En théorie, cela paraît donc assez simple. Pour en savoir plus sur les nombreux récalcitrants revenus de zone rouge, le fédéral se dit par contre incompétent en la matière. La balle est dans le camp de la Cocom à Bruxelles et de l’AVIQ (Agence pour une Vie de Qualité) fait-on savoir.

Pour la capitale, Heidi Smitt, porte-parole de la Cocom, précise ainsi qu’une sanction de 250€ est prévue pour ceux qui ne feraient pas le test ou ne se mettraient pas en quarantaine. Mais là, problème: quand il est question de déterminer qui applique la sanction, elle renvoie… vers le niveau fédéral, ce même niveau qui redirigeait vers les régions! Qui donc est responsable à ce sujet? Même Heidi Smitt s’avoue un peu gênée. «Je ne suis pas dans la capacité de vous répondre», dit-elle brièvement.

Un tournant à prévoir le 4 septembre?

Du côté de la Wallonie, c’est finalement la porte-parole de Christie Morreale, Stéphanie Wilmet, qui répond à la place de l’AVIQ, avec quelques précisions. «À ce stade-ci, comme la Flandre, nous avons la possibilité de sanctionner mais nous restons sur une approche préventive», explique-t-elle. De son côté, la sanction est clairement une solution qu’il vaut mieux éviter.

Stéphanie Wilmet précise aussi que pour l’instant, la Wallonie ne dispose pas de tous les outils nécessaires pour répondre au problème des retours de zones rouges sans test. «Les formulaires de voyage sont stockés dans la base de données de Sciensano mais il faut encore les intégrer de manière dynamique dans la plateforme du tracing, ce qui est délicat vu les préoccupations quant à la vie privée. Normalement, cela n’arrivera à son terme que le 4 septembre. Concrètement, cela veut dire qu’à partir de cette date, nous disposerons de listes précises sur les personnes qui n’ont pas fait leurs tests. Le personnel du call center du tracing entreront alors en action pour suivre plus efficacement ces individus. En attendant, dans deux jours, nous renforcerons nos rappels par SMS pour que les personnes fassent bien leurs tests».

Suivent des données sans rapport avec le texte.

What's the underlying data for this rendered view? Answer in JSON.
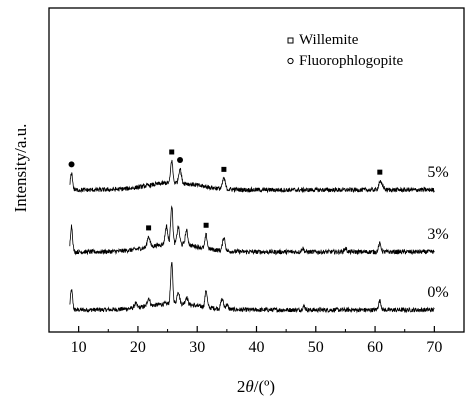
{
  "chart_data": {
    "type": "line",
    "xlabel_prefix": "2",
    "xlabel_theta": "θ",
    "xlabel_suffix": "/(º)",
    "ylabel": "Intensity/a.u.",
    "xlim": [
      5,
      75
    ],
    "x_ticks": [
      10,
      20,
      30,
      40,
      50,
      60,
      70
    ],
    "y_ticks_shown": false,
    "grid": false,
    "legend_position": "top-right",
    "legend": [
      {
        "marker": "square",
        "label": "Willemite"
      },
      {
        "marker": "circle",
        "label": "Fluorophlogopite"
      }
    ],
    "series": [
      {
        "name": "0%",
        "offset": 0,
        "base": 18,
        "noise": 5,
        "hump": {
          "center": 26,
          "width": 6,
          "height": 14
        },
        "peaks": [
          [
            8.8,
            44,
            0.25
          ],
          [
            19.6,
            10,
            0.3
          ],
          [
            21.8,
            18,
            0.3
          ],
          [
            25.7,
            90,
            0.25
          ],
          [
            26.8,
            28,
            0.3
          ],
          [
            28.2,
            16,
            0.3
          ],
          [
            31.5,
            38,
            0.25
          ],
          [
            34.2,
            22,
            0.3
          ],
          [
            35.0,
            10,
            0.3
          ],
          [
            48.0,
            8,
            0.3
          ],
          [
            60.8,
            20,
            0.3
          ]
        ]
      },
      {
        "name": "3%",
        "offset": 58,
        "base": 18,
        "noise": 5,
        "hump": {
          "center": 26,
          "width": 6,
          "height": 18
        },
        "peaks": [
          [
            8.8,
            58,
            0.25
          ],
          [
            21.8,
            24,
            0.3
          ],
          [
            24.8,
            40,
            0.3
          ],
          [
            25.7,
            86,
            0.25
          ],
          [
            26.8,
            38,
            0.3
          ],
          [
            28.2,
            32,
            0.3
          ],
          [
            31.5,
            30,
            0.25
          ],
          [
            34.5,
            30,
            0.3
          ],
          [
            47.8,
            8,
            0.3
          ],
          [
            55.0,
            8,
            0.3
          ],
          [
            60.8,
            18,
            0.3
          ]
        ]
      },
      {
        "name": "5%",
        "offset": 120,
        "base": 18,
        "noise": 5,
        "hump": {
          "center": 26,
          "width": 6,
          "height": 16
        },
        "peaks": [
          [
            8.8,
            38,
            0.25
          ],
          [
            25.7,
            50,
            0.25
          ],
          [
            27.1,
            32,
            0.3
          ],
          [
            34.5,
            24,
            0.3
          ],
          [
            60.8,
            18,
            0.3
          ],
          [
            61.3,
            8,
            0.3
          ]
        ]
      }
    ],
    "peak_markers": [
      {
        "x": 8.8,
        "type": "circle",
        "series": "5%"
      },
      {
        "x": 25.7,
        "type": "square",
        "series": "5%"
      },
      {
        "x": 27.1,
        "type": "circle",
        "series": "5%"
      },
      {
        "x": 34.5,
        "type": "square",
        "series": "5%"
      },
      {
        "x": 60.8,
        "type": "square",
        "series": "5%"
      },
      {
        "x": 21.8,
        "type": "square",
        "series": "3%"
      },
      {
        "x": 31.5,
        "type": "square",
        "series": "3%"
      }
    ]
  }
}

Des manquements assez embêtants

De ce qui en ressort, la Belgique ne serait donc qu'en phase de sensibilisation, où la sanction n’apparaît que comme une issue ultime, pour ne pas dire qu’elle est tout simplement écartée. «Pour l’instant, la sanction vient en dernier lieu», se contente de répondre Stéphanie Wilmet. «En l’état de la situation, il faut aussi préciser que nous ne savons pas si une personne revenue de zone rouge et n’ayant pas fait son test a simplement préféré se mettre en quarantaine», ajoute-elle. Ce doute semble donc être au moins une partie de l'explication pour comprendre qu’aucune amende soit donnée. Mais d’ici le 4 septembre, l’amélioration du tracing devrait apparemment changer ce ton complaisant de l’État.

En attendant, qu’en est-il du risque d’importer des cas de zones rouges? Il n’est pourtant pas nul. Frédérique Jacobs, porte-parole interfédérale, rappelle par exemple que l’une des raisons qui pourraient expliquer le rebond de l’épidémie à Anvers, ce serait un cas revenu de zone rouge.

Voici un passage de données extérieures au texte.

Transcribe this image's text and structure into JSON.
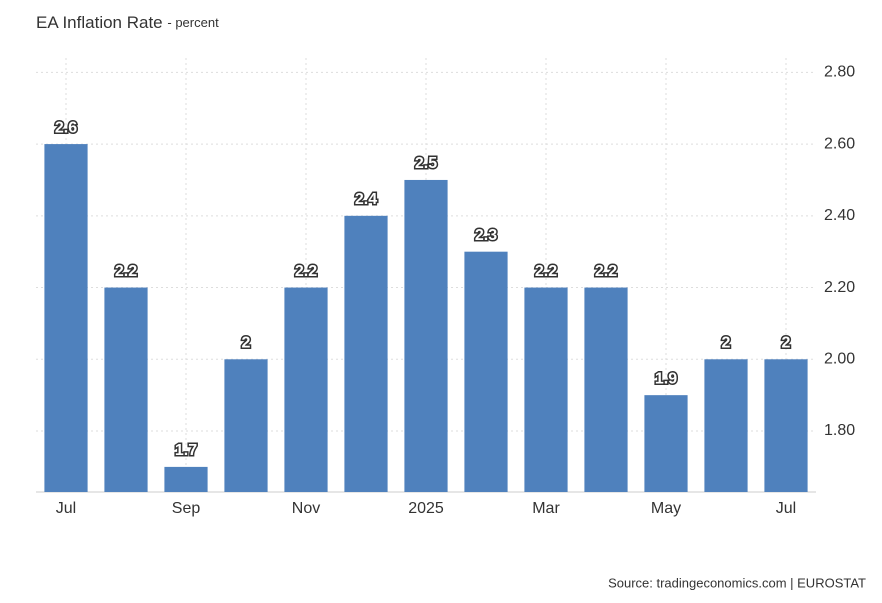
{
  "chart_data": {
    "type": "bar",
    "title": "EA Inflation Rate",
    "subtitle": "- percent",
    "source": "Source: tradingeconomics.com | EUROSTAT",
    "categories": [
      "Jul",
      null,
      "Sep",
      null,
      "Nov",
      null,
      "2025",
      null,
      "Mar",
      null,
      "May",
      null,
      "Jul"
    ],
    "values": [
      2.6,
      2.2,
      1.7,
      2,
      2.2,
      2.4,
      2.5,
      2.3,
      2.2,
      2.2,
      1.9,
      2,
      2
    ],
    "color": "#4f81bd",
    "ylim": [
      1.63,
      2.84
    ],
    "yticks": [
      {
        "value": 1.8,
        "label": "1.80"
      },
      {
        "value": 2,
        "label": "2.00"
      },
      {
        "value": 2.2,
        "label": "2.20"
      },
      {
        "value": 2.4,
        "label": "2.40"
      },
      {
        "value": 2.6,
        "label": "2.60"
      },
      {
        "value": 2.8,
        "label": "2.80"
      }
    ],
    "grid": true
  }
}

«Pour nous, après, c’est compliqué d’intervenir», se défend Stéphanie Wilmet. «Ce n’est pas comme les cas de malaria où le faible nombre de cas était facile à contrôler et à sanctionner parce qu’on identifiait facilement les personnes responsables. Ici, le coronavirus touche toute la population. Aujourd’hui, il est difficile de faire des sanctions au cas par cas. On compte donc plus sur la responsabilité citoyenne, même si je sais que ce n’est pas la situation idéale», conclut-elle.